George Jones & The Smoky Mountain Boys is a studio album by American country music artists George Jones and The Smoky Mountain Boys, who served as Roy Acuff's long-time backing band.
Background
The album was recorded in one session in the early 1970s but had remained unreleased. In the liner notes writer Bill Bentley states, "Finding these tapes now is like discovering a long-lost script that offers secrets from a long gone world. The dozen selections are a peek into a precious freedom, and what a true pioneer can do when the music calls out to them. George Jones recorded more albums than just about any other country singer, but he never made one like this.
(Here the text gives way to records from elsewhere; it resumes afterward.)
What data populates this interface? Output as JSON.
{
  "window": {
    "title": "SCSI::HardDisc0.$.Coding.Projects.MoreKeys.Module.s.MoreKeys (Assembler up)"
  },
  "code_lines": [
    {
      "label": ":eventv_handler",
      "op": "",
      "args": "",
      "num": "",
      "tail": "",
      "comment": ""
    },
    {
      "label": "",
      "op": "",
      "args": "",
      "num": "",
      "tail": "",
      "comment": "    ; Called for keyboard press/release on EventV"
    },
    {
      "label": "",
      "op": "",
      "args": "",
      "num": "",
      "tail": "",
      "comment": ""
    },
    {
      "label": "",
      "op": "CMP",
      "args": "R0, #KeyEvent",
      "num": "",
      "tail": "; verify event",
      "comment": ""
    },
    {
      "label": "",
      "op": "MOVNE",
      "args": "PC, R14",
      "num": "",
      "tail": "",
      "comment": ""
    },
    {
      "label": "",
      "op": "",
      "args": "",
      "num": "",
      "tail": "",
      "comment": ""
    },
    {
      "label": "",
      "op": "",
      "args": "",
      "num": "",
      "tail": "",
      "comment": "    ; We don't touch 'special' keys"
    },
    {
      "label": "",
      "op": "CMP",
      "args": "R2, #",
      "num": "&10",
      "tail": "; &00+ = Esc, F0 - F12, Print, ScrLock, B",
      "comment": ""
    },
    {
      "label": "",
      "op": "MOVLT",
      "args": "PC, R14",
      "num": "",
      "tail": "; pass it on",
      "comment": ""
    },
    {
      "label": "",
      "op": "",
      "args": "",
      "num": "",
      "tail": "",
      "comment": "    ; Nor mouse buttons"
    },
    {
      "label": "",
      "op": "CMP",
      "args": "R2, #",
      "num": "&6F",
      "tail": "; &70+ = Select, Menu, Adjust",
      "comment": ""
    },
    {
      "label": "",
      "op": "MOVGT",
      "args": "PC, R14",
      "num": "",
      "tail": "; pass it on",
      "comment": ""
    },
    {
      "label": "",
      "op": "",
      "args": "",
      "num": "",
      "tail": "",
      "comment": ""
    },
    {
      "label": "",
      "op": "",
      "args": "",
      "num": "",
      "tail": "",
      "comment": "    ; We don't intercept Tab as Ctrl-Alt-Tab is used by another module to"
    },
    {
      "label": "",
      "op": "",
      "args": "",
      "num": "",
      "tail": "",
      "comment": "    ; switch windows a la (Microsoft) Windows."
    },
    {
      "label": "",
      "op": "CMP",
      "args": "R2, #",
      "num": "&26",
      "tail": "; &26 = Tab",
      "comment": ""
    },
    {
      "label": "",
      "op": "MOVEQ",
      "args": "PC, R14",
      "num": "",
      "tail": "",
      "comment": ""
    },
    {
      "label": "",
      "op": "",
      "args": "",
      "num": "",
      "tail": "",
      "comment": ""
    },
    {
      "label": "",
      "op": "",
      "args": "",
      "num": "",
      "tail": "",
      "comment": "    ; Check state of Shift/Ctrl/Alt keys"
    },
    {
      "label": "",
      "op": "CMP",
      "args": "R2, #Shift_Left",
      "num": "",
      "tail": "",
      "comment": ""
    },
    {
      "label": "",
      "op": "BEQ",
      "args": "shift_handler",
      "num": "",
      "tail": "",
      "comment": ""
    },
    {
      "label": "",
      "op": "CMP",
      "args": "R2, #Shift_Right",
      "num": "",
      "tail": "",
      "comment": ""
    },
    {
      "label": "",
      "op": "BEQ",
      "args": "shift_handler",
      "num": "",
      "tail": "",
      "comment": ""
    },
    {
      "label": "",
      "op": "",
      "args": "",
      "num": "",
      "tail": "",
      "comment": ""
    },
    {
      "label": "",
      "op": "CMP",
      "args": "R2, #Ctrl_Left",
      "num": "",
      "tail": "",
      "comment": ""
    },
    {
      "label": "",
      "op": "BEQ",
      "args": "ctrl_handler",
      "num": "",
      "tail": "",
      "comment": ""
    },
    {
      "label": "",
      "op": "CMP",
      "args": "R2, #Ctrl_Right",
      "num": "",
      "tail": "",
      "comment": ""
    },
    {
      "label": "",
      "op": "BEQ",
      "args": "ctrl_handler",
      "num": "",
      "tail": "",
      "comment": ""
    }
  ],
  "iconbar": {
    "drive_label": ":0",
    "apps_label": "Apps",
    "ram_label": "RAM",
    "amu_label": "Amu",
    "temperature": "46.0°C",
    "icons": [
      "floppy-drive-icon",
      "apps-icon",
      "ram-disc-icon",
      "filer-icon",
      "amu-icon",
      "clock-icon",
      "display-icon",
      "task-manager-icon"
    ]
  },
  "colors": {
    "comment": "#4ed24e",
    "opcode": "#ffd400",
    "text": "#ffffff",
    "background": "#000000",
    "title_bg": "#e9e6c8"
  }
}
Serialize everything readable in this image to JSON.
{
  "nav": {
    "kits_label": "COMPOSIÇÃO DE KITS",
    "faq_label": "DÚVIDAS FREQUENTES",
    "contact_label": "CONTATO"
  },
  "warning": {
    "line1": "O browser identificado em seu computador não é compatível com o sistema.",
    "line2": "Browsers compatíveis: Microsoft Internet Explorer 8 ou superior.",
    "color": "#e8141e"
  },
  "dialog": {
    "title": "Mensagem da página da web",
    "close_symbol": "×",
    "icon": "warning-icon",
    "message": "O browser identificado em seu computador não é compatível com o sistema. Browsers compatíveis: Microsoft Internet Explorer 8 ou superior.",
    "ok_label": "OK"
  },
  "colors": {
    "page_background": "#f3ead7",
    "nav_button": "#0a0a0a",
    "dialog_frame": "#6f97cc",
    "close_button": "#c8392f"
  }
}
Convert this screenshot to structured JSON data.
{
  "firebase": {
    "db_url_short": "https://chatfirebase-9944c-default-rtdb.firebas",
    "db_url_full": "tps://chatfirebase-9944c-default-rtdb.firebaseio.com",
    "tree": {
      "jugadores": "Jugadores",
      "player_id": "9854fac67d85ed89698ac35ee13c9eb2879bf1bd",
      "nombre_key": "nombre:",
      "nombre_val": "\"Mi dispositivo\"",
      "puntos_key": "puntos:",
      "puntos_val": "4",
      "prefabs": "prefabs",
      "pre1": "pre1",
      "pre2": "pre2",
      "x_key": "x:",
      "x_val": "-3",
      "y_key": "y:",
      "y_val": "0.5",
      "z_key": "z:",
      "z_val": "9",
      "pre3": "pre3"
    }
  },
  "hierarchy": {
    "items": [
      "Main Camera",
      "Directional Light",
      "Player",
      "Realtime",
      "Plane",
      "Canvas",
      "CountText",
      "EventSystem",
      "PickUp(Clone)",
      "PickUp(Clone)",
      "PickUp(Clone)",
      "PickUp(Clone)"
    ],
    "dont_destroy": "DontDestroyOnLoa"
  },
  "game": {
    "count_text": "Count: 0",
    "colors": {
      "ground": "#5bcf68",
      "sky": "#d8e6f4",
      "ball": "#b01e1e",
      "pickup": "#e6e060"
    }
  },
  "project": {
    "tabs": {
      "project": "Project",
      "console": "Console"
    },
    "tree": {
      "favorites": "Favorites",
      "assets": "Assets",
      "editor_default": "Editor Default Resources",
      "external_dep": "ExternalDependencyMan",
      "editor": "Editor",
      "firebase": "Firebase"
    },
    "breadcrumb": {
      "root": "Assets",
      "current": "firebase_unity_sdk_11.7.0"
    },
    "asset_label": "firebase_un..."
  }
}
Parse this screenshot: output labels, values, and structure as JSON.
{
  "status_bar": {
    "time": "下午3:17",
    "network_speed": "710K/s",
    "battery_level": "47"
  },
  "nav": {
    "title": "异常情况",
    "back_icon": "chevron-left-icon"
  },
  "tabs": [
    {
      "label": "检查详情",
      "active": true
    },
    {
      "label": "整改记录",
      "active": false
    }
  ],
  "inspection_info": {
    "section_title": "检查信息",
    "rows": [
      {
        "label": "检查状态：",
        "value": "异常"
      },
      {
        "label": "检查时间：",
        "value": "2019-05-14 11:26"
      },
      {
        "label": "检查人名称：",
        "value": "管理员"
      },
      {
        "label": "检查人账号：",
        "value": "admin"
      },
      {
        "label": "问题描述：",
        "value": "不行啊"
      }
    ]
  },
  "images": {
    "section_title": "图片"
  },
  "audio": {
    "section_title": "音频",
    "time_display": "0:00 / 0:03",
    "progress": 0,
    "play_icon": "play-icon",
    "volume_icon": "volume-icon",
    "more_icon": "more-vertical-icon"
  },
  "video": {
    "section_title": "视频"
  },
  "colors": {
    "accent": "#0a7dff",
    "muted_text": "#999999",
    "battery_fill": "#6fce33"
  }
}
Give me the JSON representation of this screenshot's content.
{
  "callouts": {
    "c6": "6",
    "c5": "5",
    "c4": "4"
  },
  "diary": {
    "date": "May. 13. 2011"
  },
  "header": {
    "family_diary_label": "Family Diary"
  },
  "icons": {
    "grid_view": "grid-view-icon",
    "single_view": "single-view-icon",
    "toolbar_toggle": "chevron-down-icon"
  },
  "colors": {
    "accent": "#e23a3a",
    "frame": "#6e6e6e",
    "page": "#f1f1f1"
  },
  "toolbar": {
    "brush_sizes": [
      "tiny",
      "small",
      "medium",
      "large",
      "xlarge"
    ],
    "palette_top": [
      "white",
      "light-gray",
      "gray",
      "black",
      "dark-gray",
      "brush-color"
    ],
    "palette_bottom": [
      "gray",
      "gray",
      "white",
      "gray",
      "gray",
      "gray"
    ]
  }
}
This is the sound of music played by people who lived their lives serving the true spirit, and sung by a man who walked this world only once." The album is composed of country classics and Gospel standards, several of them composed by Acuff, who was a profound musical influence on Jones. As Jones biographer Rich Kienzle observes, Acuff and his Smoky Mountain Boys "had an unforgettable dynamic: his fiddling and rough-edged, deeply emotional vocals were accompanied by a raw, traditional string ensemble.” In a 2006 interview with Ray Waddell of Billboard, Jones stated, "I loved Roy Acuff with all my heart, and I never dreamed I'd be able to meet him or see him onstage, or especially become good friends with him." Acuff duets with Jones on his signature song “Wabash Cannonball.”[1]